Posted September 9, 2012 Atlanta, GA
Alenka Zajić and Gordon L. Stüber received the Neal Shepherd Memorial Best Propagation Paper Award for their paper, "Wideband MIMO Mobile-to-Mobile Channels: Geometry-Based Statistical Modeling with Experimental Verification," published in the IEEE Transactions on Vehicular Technology, vol. 58, no. 2, February 2009. This award recognizes the best propagation paper published in the IEEE Transactions on Vehicular Technology during the past three years.
Drs. Zajić and Stüber share this award with their colleagues Thomas Pratt, a research professor at the University of Notre Dame, and Son Nguyen, a researcher with the Army Research Laboratory. They will receive this honor at an awards luncheon during the 76th IEEE Vehicular Technology Society Conference, to be held September 3-6 in Quebec City, Canada.
Mobile-to-mobile communication systems have recently drawn great attention because they have the potential to improve convenience and safety of automobile transportation. For example, sensor-equipped cars that communicate via wireless links (and thus create ad-hoc networks) can be used to reduce traffic accidents and facilitate traffic flow. Mobile-to-mobile communication systems also find applications in intelligent transportation systems, relay-based cellular networks, and future combat systems. The design of highly reliable mobile-to-mobile wireless communication systems requires a detailed understanding of propagation among vehicles. The awarded paper presents the first three-dimensional wideband channel model for mobile-to-mobile communications and presents experimental validation of this model.
This paper is a result of Dr. Zajić's Ph.D. thesis work while she was a member of Wireless Systems Laboratory, which is led by Dr. Stüber, and the research was funded by the Army Research Laboratory Collaborative Technology Alliance for Communications and Networking. Dr. Zajić is a new assistant professor in the School of Electrical and Computer Engineering at Georgia Tech, while Dr. Stüber has been on the ECE faculty since 1986, where he is the Joseph M. Pettit Chair Professor in Communications.
About the School of Electrical and Computer Engineering
The School of Electrical and Computer Engineering (ECE) is one of eight schools and departments in the College of Engineering at the Georgia Institute of Technology. All ECE undergraduate and graduate programs are in the top 10 of the most recent college rankings by U.S. News & World Report. Over 2,500 students are enrolled in the School’s graduate and undergraduate programs, and in the last academic year, 723 degrees were awarded.
Over 110 ECE faculty members are involved in 11 areas of research, education, and commercialization – bioengineering, computer systems and software, digital signal processing, electric power, electromagnetics, electronic design and applications, microsystems, optics and photonics, systems and controls, telecommunications, and VLSI systems and digital design.

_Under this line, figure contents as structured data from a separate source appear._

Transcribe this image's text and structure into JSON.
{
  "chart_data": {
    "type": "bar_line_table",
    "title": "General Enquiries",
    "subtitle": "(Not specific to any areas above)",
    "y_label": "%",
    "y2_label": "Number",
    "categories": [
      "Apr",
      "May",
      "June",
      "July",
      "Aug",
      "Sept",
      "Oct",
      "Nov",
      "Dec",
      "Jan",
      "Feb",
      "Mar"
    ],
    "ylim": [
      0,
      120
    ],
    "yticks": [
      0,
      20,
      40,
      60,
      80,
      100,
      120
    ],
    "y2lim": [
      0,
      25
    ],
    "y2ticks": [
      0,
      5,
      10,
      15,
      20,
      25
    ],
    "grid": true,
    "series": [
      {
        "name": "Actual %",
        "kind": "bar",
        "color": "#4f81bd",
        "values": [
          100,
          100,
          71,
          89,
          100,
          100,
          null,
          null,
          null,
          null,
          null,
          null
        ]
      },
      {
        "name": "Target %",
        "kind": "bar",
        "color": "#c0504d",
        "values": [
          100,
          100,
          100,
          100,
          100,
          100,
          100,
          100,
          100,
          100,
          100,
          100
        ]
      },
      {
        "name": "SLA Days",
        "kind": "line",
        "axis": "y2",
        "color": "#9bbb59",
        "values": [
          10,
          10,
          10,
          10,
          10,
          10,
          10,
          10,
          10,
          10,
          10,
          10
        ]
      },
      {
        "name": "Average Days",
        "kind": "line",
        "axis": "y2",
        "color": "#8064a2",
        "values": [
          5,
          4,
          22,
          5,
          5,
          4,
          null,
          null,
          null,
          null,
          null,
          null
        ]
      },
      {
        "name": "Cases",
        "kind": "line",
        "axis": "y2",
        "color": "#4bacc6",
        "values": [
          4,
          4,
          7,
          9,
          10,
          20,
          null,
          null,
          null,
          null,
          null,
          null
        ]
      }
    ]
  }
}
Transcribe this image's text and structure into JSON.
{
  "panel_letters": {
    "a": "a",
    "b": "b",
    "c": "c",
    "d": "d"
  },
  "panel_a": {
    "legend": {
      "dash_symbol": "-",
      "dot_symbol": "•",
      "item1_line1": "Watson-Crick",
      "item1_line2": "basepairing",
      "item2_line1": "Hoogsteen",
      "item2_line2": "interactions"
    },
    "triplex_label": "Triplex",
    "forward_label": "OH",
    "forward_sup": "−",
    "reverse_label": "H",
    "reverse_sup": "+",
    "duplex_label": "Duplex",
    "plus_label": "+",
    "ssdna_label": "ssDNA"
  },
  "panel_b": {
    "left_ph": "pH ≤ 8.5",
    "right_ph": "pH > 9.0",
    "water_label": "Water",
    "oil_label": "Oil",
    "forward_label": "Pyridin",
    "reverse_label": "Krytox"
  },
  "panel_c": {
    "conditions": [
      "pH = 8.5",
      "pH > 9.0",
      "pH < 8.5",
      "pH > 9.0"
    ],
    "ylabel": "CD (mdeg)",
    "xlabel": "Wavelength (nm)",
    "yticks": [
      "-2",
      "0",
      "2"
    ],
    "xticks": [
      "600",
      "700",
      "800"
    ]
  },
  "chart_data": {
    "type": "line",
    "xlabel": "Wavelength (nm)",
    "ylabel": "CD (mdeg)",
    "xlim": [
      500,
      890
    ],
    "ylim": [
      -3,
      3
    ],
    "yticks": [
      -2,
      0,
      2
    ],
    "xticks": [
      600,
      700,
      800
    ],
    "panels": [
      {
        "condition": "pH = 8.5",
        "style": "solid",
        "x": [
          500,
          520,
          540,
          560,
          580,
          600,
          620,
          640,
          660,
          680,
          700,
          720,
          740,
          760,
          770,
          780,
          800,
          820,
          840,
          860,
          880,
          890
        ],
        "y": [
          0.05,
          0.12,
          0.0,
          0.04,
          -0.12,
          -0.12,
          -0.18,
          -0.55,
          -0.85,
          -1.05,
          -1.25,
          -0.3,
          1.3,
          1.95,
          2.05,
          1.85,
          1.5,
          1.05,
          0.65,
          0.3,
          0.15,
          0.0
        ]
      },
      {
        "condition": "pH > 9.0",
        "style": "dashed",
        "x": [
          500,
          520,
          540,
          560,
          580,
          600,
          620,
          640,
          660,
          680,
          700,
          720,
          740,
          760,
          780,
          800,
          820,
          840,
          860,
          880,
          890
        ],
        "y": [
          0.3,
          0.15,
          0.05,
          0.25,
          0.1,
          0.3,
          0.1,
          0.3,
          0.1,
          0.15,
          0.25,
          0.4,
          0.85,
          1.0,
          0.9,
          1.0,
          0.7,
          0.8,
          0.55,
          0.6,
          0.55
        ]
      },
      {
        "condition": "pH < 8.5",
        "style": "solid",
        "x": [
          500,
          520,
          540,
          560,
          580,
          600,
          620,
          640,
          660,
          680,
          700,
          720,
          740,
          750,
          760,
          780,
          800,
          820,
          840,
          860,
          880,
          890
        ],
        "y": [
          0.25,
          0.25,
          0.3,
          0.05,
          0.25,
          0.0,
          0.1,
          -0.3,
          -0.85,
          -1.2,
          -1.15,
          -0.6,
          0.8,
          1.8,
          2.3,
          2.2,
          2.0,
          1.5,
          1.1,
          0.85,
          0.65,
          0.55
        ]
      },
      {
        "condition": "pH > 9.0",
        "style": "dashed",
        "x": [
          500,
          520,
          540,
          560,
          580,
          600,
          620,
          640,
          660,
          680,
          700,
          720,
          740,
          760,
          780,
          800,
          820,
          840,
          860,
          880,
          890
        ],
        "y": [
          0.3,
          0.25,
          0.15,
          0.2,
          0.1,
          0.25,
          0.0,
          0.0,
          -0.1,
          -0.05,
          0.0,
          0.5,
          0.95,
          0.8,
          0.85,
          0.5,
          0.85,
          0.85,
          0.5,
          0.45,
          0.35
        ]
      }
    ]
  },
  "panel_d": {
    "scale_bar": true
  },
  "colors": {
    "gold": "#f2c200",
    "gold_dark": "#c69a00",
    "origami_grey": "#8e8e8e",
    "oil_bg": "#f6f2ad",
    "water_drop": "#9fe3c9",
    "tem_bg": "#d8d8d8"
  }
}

About the Georgia Institute of Technology
The Georgia Institute of Technology is one of the world's premier research universities. Ranked seventh among U.S. News & World Report's top public universities and the eighth best engineering and information technology university in the world by Shanghai Jiao Tong University's Academic Ranking of World Universities, Georgia Tech’s more than 20,000 students are enrolled in its Colleges of Architecture, Computing, Engineering, Liberal Arts, Business, and Sciences. Tech is among the nation's top producers of women and minority engineers. The Institute offers research opportunities to both undergraduate and graduate students and is home to more than 100 interdisciplinary units plus the Georgia Tech Research Institute.